UCCLF: The Ukrainian Canadian Civil Liberties Foundation (UCCLF) hosted a commemorative
event titled Heroes of their Day in Edmonton March 15, honouring the thousands
of Ukrainian Canadians who served Canada during the Second World War.
UCCLF’s Andriy Harasymiw explained the Heroes of Their Day project, while keynote
speaker Lt.-Gen. (Ret’d) Paul Wynnyk spoke of his family’s history in Canada. He told of
how some family were required to register as “enemy aliens” during the 1914-1920 national
internment operations, while others, like his father and uncle, served with the Canadian
Armed Forces in WWII. His uncle Bill Wynnyk served in the Royal Canadian Air Force
and was killed in battle.
“I was very pleased to attend and speak at this event,” said Wynnyk. “Projects like
Heroes of Their Day represent the best elements of our community: faith, honour, sacrifice
and beauty. I commend the Ukrainian Canadian Civil Liberties Foundation for its initiative
to commemorate the valour of Ukrainian Canadian servicemen and servicewomen, as
well as their subsequent efforts to repatriate displaced persons and refugees after the
Second World War ended.”
Taking place at the Royal Canadian Legion (Norwood Branch), Rev. Fr. Don Bodnar of
the Ukrainian Catholic Church and Rev. Fr. Cornell Zubritsky of the Ukrainian Orthodox
Church of Canada conducted a Panachyda, praying for the Ukrainian Canadians who
served in WWII as well as for the Ukrainians fighting in Russia’s war in Ukraine.
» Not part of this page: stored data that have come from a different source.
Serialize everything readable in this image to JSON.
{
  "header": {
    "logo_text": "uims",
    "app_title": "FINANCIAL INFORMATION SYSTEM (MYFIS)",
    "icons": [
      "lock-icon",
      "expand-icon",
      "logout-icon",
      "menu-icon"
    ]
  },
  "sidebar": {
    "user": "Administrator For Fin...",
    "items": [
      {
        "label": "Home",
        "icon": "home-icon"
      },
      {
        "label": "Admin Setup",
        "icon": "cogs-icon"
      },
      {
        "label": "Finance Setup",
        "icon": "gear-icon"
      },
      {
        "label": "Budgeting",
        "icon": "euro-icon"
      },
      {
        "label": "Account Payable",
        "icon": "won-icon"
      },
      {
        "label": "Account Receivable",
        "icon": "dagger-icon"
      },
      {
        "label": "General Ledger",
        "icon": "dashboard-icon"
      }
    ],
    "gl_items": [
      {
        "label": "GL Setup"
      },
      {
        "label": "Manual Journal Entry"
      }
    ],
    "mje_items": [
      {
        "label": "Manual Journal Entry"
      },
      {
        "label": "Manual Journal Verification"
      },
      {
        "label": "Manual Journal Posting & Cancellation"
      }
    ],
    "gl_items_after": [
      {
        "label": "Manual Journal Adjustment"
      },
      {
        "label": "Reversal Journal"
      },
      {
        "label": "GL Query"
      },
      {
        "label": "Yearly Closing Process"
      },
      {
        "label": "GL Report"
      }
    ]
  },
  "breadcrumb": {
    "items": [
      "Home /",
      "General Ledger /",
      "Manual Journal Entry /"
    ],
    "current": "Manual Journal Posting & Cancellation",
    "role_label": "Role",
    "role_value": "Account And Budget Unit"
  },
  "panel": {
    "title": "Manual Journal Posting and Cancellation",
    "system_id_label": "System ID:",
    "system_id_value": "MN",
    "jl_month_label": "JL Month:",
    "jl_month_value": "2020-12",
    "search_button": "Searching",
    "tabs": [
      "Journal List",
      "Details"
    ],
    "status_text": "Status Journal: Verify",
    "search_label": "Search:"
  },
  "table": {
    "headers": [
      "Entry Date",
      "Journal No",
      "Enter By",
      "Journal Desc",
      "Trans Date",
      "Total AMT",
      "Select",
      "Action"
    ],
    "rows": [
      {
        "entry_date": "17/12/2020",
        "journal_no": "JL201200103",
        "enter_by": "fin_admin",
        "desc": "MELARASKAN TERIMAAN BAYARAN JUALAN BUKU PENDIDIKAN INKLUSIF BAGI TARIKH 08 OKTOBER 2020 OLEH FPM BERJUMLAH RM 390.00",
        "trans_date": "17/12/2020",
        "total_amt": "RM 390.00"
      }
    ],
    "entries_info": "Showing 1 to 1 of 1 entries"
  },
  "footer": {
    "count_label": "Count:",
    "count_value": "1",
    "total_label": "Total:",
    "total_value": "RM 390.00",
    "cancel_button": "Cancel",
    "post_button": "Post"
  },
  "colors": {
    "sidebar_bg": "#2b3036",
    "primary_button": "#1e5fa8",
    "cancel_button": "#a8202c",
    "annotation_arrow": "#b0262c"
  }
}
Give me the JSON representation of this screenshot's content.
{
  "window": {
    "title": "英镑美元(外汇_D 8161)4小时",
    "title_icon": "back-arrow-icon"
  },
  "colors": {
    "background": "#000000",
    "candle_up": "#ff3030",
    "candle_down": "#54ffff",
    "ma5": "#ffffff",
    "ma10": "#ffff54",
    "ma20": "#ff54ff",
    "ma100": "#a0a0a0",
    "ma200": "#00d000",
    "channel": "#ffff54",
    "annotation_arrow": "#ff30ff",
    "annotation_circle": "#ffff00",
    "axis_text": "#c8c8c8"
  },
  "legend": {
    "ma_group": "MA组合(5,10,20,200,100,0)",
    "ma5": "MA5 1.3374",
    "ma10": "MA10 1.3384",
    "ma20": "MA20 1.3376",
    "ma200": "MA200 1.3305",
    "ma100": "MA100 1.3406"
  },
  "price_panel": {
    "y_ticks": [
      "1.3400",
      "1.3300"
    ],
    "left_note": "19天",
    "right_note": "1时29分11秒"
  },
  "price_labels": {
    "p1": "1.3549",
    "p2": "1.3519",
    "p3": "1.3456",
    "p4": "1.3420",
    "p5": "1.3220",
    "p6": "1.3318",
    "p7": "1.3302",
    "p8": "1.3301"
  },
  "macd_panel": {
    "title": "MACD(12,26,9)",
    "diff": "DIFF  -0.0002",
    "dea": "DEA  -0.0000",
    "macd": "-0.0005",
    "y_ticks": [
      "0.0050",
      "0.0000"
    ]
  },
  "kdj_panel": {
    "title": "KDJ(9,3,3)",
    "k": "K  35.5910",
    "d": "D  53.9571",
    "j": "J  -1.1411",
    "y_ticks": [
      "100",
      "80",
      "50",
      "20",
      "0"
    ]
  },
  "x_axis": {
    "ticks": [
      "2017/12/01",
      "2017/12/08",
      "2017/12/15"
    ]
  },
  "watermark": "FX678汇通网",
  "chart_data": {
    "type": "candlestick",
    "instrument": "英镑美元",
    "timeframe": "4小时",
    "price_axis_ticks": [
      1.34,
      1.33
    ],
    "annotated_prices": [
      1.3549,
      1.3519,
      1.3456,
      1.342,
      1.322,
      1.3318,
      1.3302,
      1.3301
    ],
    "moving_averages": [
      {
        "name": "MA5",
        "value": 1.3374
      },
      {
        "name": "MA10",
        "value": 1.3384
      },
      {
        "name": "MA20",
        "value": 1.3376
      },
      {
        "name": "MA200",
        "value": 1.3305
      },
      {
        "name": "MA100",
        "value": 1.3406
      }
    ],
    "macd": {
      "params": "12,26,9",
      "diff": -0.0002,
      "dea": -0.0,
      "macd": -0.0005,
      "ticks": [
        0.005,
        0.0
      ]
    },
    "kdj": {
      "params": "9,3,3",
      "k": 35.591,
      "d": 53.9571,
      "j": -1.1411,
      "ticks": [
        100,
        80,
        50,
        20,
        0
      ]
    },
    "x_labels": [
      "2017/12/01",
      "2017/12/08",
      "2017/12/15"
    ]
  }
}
A screening of director John Paskevich’s film Canadian War Story followed. Combining
archival photographs and film with firsthand oral accounts, it paid dramatic tribute to the
Ukrainian Canadian military personnel who contributed to the Allies’ victory. Ukrainian
Canadians enlisted in great numbers to fight for Canada – their enlistment percentage the
highest of any ethnic group outside other British Canadians.
The evening’s event was part of UCCLF’s multiphase Heroes of Their Day project.
The first phase was the unveiling of a memorial stained-glass window at St. James’s
Parish in London, England, in the church used by the Ukrainian Canadian Servicemen’s
Association (UCSA) during the Second World War. A postcard campaign reaching some
3,500 surviving veterans and their descendants on May 8, 2020 – Victory in Europe Day –
called attention to the importance of this date and the contributions of Ukrainian Canadians
in uniform. The project’s second phase commemorated veterans in a more unique and
evocative way, taking the form of an icon of the Mother of God watching over servicemen
Kyiv iconographers Oleksandr Klymenko and Sofia Atlantova were selected to create
the icons intended for hanging in participating churches across Canada to honour the
generations of Ukrainian Canadian and Ukrainian servicemen and servicewomen. As
has become their style, Klymenko and Atlantova wrote the icon unveiled Wednesday on
ammunition boxes sourced from the battlefields in Ukraine. The icon’s Покрова image is
especially appropriate since The Protection of Our Most Holy Lady, the Theotokos, has
historically been venerated by those praying for the safety of those serving in the defence
The commissioned icon will be installed in the cathedrals of both the Ukrainian Catholic
and Ukrainian Orthodox churches in Canada. To date, the Heroes of Their Day Pokrova
icon has been received by the cathedrals in Winnipeg, Edmonton and Toronto. The project
is funded in part by Veterans Affairs Canada’s Commemorative Partnership Program.